From my limited experience, I understand that NFS can't help me. Is this possible with SAMBA?
Here's a diagram incase I'm not being descriptive enough.
I want to be able to do this:
Linux Machine w/NTFS volume mounted ----- > file sharing < ----- Linux Laptop
Thanks in advance.
michae|
From the look of the diagram, you want to access the share from a Linux laptop. Is that the only machine you want to use to access your music? If so, NFS is all you need.
Since it's native Linux to Linux sharing ( eventhough you are mounting NTFS volume ), you can share with using NFS.
Although SAMBA also will work for you, it would be extra layer of software added needlessly. But if you want to give a spin for the heck of it, you can also do it via SAMBA share as well.
[quote author=segfault link=board=4;threadid=6131;start=0#58229 date=1042970736]
From the look of the diagram, you want to access the share from a Linux laptop. Is that the only machine you want to use to access your music? If so, NFS is all you need.
[/quote]
Oh. I misunderstood NFS I guess. However, when I mount the NTFS volume using NFS and try to ls, nothing shows up.
Test your configuration by trying to do everything locally.
What I mean is -- try mounting your NFS shares on that same box. IE. You have box 192.168.0.1 exporting /home/mp3. Mount it on that box (testing the configuration essentially) by doing a
sudo mount -t nfs 192.168.0.1:/home.mp3 /mnt/test/mp3
If it works there, its a client issue. If it doesnt work, you may want to post your /etc/exports file for us to review.
One thing that I can't say for certain, is since NTFS is RO, you may be running into an issue with problems shareing a RO FS. I wouldn't necessarily be suprised if this is it.
Best bet all around -- get the mp3's off of that volume and onto a volume linux can deal with a bit better. Use an ext3/resier/fat/xfs ANYTHING but NTFS.
[quote author=Schotty link=board=4;threadid=6131;start=0#58253 date=1043012594]
Test your configuration by trying to do everything locally.

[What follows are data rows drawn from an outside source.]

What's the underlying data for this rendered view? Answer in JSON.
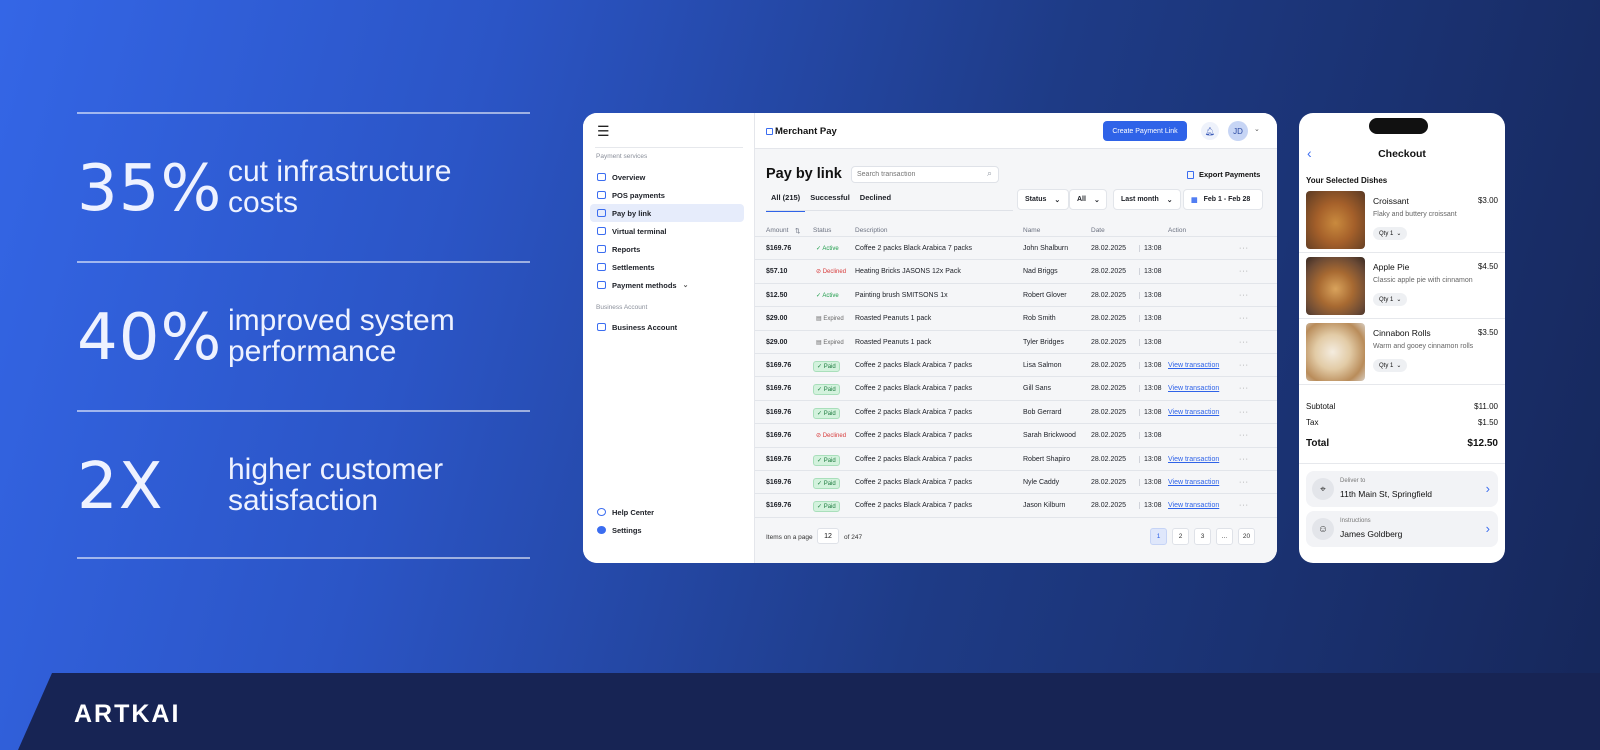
{
  "stats": [
    {
      "value": "35%",
      "text": "cut infrastructure costs"
    },
    {
      "value": "40%",
      "text": "improved system performance"
    },
    {
      "value": "2X",
      "text": "higher customer satisfaction"
    }
  ],
  "footer": {
    "logo": "ARTKAI"
  },
  "dashboard": {
    "sidebar": {
      "menu_icon": "☰",
      "section1": "Payment services",
      "items": [
        "Overview",
        "POS payments",
        "Pay by link",
        "Virtual terminal",
        "Reports",
        "Settlements",
        "Payment methods"
      ],
      "section2": "Business Account",
      "business": "Business Account",
      "help": "Help Center",
      "settings": "Settings"
    },
    "header": {
      "brand": "Merchant Pay",
      "cta": "Create Payment Link",
      "avatar": "JD"
    },
    "page": {
      "title": "Pay by link",
      "search_placeholder": "Search transaction",
      "export": "Export Payments",
      "tabs": [
        "All (215)",
        "Successful",
        "Declined"
      ],
      "filters": {
        "status": "Status",
        "all": "All",
        "period": "Last month",
        "range": "Feb 1 - Feb 28"
      }
    },
    "columns": [
      "Amount",
      "Status",
      "Description",
      "Name",
      "Date",
      "Action"
    ],
    "rows": [
      {
        "amount": "$169.76",
        "status": "Active",
        "desc": "Coffee 2 packs Black Arabica 7 packs",
        "name": "John Shalburn",
        "date": "28.02.2025",
        "time": "13:08",
        "action": ""
      },
      {
        "amount": "$57.10",
        "status": "Declined",
        "desc": "Heating Bricks JASONS 12x Pack",
        "name": "Nad Briggs",
        "date": "28.02.2025",
        "time": "13:08",
        "action": ""
      },
      {
        "amount": "$12.50",
        "status": "Active",
        "desc": "Painting brush SMITSONS 1x",
        "name": "Robert Glover",
        "date": "28.02.2025",
        "time": "13:08",
        "action": ""
      },
      {
        "amount": "$29.00",
        "status": "Expired",
        "desc": "Roasted Peanuts 1 pack",
        "name": "Rob Smith",
        "date": "28.02.2025",
        "time": "13:08",
        "action": ""
      },
      {
        "amount": "$29.00",
        "status": "Expired",
        "desc": "Roasted Peanuts 1 pack",
        "name": "Tyler Bridges",
        "date": "28.02.2025",
        "time": "13:08",
        "action": ""
      },
      {
        "amount": "$169.76",
        "status": "Paid",
        "desc": "Coffee 2 packs Black Arabica 7 packs",
        "name": "Lisa Salmon",
        "date": "28.02.2025",
        "time": "13:08",
        "action": "View transaction"
      },
      {
        "amount": "$169.76",
        "status": "Paid",
        "desc": "Coffee 2 packs Black Arabica 7 packs",
        "name": "Gill Sans",
        "date": "28.02.2025",
        "time": "13:08",
        "action": "View transaction"
      },
      {
        "amount": "$169.76",
        "status": "Paid",
        "desc": "Coffee 2 packs Black Arabica 7 packs",
        "name": "Bob Gerrard",
        "date": "28.02.2025",
        "time": "13:08",
        "action": "View transaction"
      },
      {
        "amount": "$169.76",
        "status": "Declined",
        "desc": "Coffee 2 packs Black Arabica 7 packs",
        "name": "Sarah Brickwood",
        "date": "28.02.2025",
        "time": "13:08",
        "action": ""
      },
      {
        "amount": "$169.76",
        "status": "Paid",
        "desc": "Coffee 2 packs Black Arabica 7 packs",
        "name": "Robert Shapiro",
        "date": "28.02.2025",
        "time": "13:08",
        "action": "View transaction"
      },
      {
        "amount": "$169.76",
        "status": "Paid",
        "desc": "Coffee 2 packs Black Arabica 7 packs",
        "name": "Nyle Caddy",
        "date": "28.02.2025",
        "time": "13:08",
        "action": "View transaction"
      },
      {
        "amount": "$169.76",
        "status": "Paid",
        "desc": "Coffee 2 packs Black Arabica 7 packs",
        "name": "Jason Kilburn",
        "date": "28.02.2025",
        "time": "13:08",
        "action": "View transaction"
      }
    ],
    "pagination": {
      "label": "Items on a page",
      "per_page": "12",
      "of": "of 247",
      "pages": [
        "1",
        "2",
        "3",
        "...",
        "20"
      ],
      "current": "1"
    }
  },
  "checkout": {
    "title": "Checkout",
    "section": "Your Selected Dishes",
    "dishes": [
      {
        "name": "Croissant",
        "price": "$3.00",
        "desc": "Flaky and buttery croissant",
        "qty": "Qty 1"
      },
      {
        "name": "Apple Pie",
        "price": "$4.50",
        "desc": "Classic apple pie with cinnamon",
        "qty": "Qty 1"
      },
      {
        "name": "Cinnabon Rolls",
        "price": "$3.50",
        "desc": "Warm and gooey cinnamon rolls",
        "qty": "Qty 1"
      }
    ],
    "subtotal_label": "Subtotal",
    "subtotal": "$11.00",
    "tax_label": "Tax",
    "tax": "$1.50",
    "total_label": "Total",
    "total": "$12.50",
    "deliver_label": "Deliver to",
    "deliver": "11th Main St, Springfield",
    "instr_label": "Instructions",
    "instr": "James Goldberg"
  },
  "colors": {
    "accent": "#2f63e8",
    "paid_bg": "#d3f2dd",
    "declined": "#d73a3a",
    "active": "#1e9c4a"
  }
}
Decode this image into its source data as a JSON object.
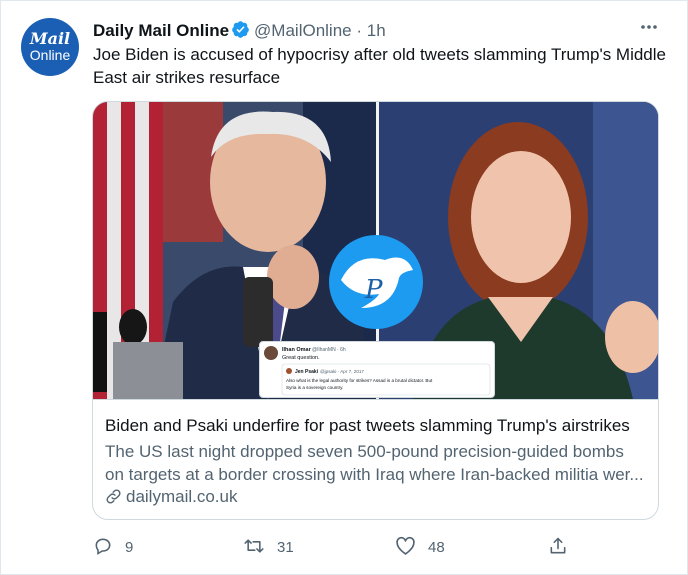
{
  "tweet": {
    "avatar": {
      "line1": "Mail",
      "line2": "Online",
      "bg_color": "#1a5fb4"
    },
    "author_name": "Daily Mail Online",
    "handle": "@MailOnline",
    "separator": "·",
    "time": "1h",
    "more_icon": "more-horizontal-icon",
    "text": "Joe Biden is accused of hypocrisy after old tweets slamming Trump's Middle East air strikes resurface"
  },
  "card": {
    "title": "Biden and Psaki underfire for past tweets slamming Trump's airstrikes",
    "description_line1": "The US last night dropped seven 500-pound precision-guided bombs",
    "description_line2": "on targets at a border crossing with Iraq where Iran-backed militia wer...",
    "domain": "dailymail.co.uk",
    "image": {
      "embedded_tweet": {
        "name": "Ilhan Omar",
        "handle": "@IlhanMN · 6h",
        "text": "Great question.",
        "quoted_name": "Jen Psaki",
        "quoted_handle": "@jpsaki · Apr 7, 2017",
        "quoted_text_line1": "Also what is the legal authority for strikes? Assad is a brutal dictator. But",
        "quoted_text_line2": "Syria is a sovereign country."
      }
    }
  },
  "actions": {
    "reply_count": "9",
    "retweet_count": "31",
    "like_count": "48"
  },
  "colors": {
    "accent": "#1d9bf0",
    "text_primary": "#0f1419",
    "text_secondary": "#536471",
    "border": "#cfd9de"
  }
}
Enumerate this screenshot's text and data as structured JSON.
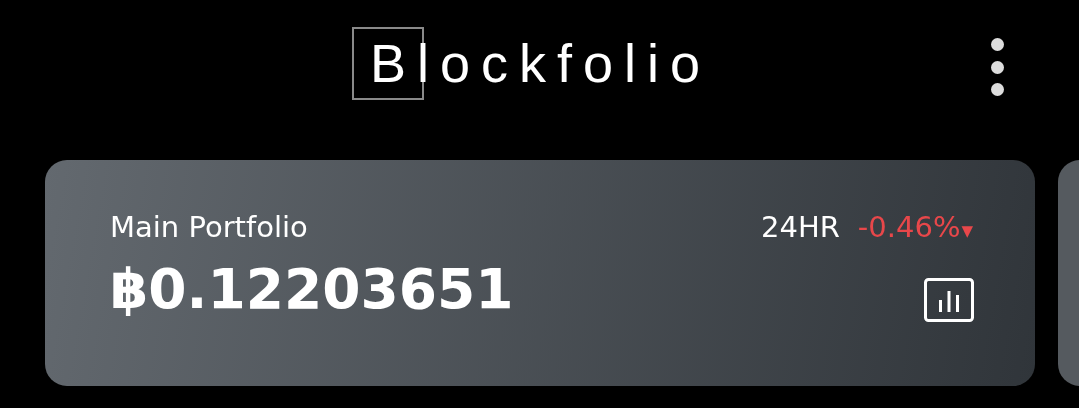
{
  "header": {
    "logo": "Blockfolio"
  },
  "portfolio_card": {
    "name": "Main Portfolio",
    "period": "24HR",
    "change": "-0.46%",
    "arrow": "▼",
    "balance": "฿0.12203651"
  }
}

What I mean is -- try mounting your NFS shares on that same box. IE. You have box 192.168.0.1 exporting /home/mp3. Mount it on that box (testing the configuration essentially) by doing a
sudo mount -t nfs 192.168.0.1:/home.mp3 /mnt/test/mp3
If it works there, its a client issue. If it doesnt work, you may want to post your /etc/exports file for us to review.
One thing that I can't say for certain, is since NTFS is RO, you may be running into an issue with problems shareing a RO FS. I wouldn't necessarily be suprised if this is it.
[/quote]
I tried doing a local mount and the files still don't show up. Here's my /etc/exports:
/mnt192.168.0.0/255.255.255.0(ro,sync)
That's all. Thank you very much for your help and time.
michae|
hmmm --- try this : whatever you mounted XP as, export that directly. So if you are mounting it @ /mnt/winxp then export /mnt/winxp. That could be your problem.
[quote author=Schotty link=board=4;threadid=6131;start=0#58308 date=1043053743]
hmmm --- try this : whatever you mounted XP as, export that directly. So if you are mounting it @ /mnt/winxp then export /mnt/winxp. That could be your problem.
[/quote]
Actually, I can only mount child directories. I think I'm going to try converting the partition to FAT. Any other recommendations?
Thanks for the help.
yeah.
Get rid of NTFS for FAT16.
Get rid of NFS for OpenAFS
Design a scheme that doesnt do daisy chained mounting.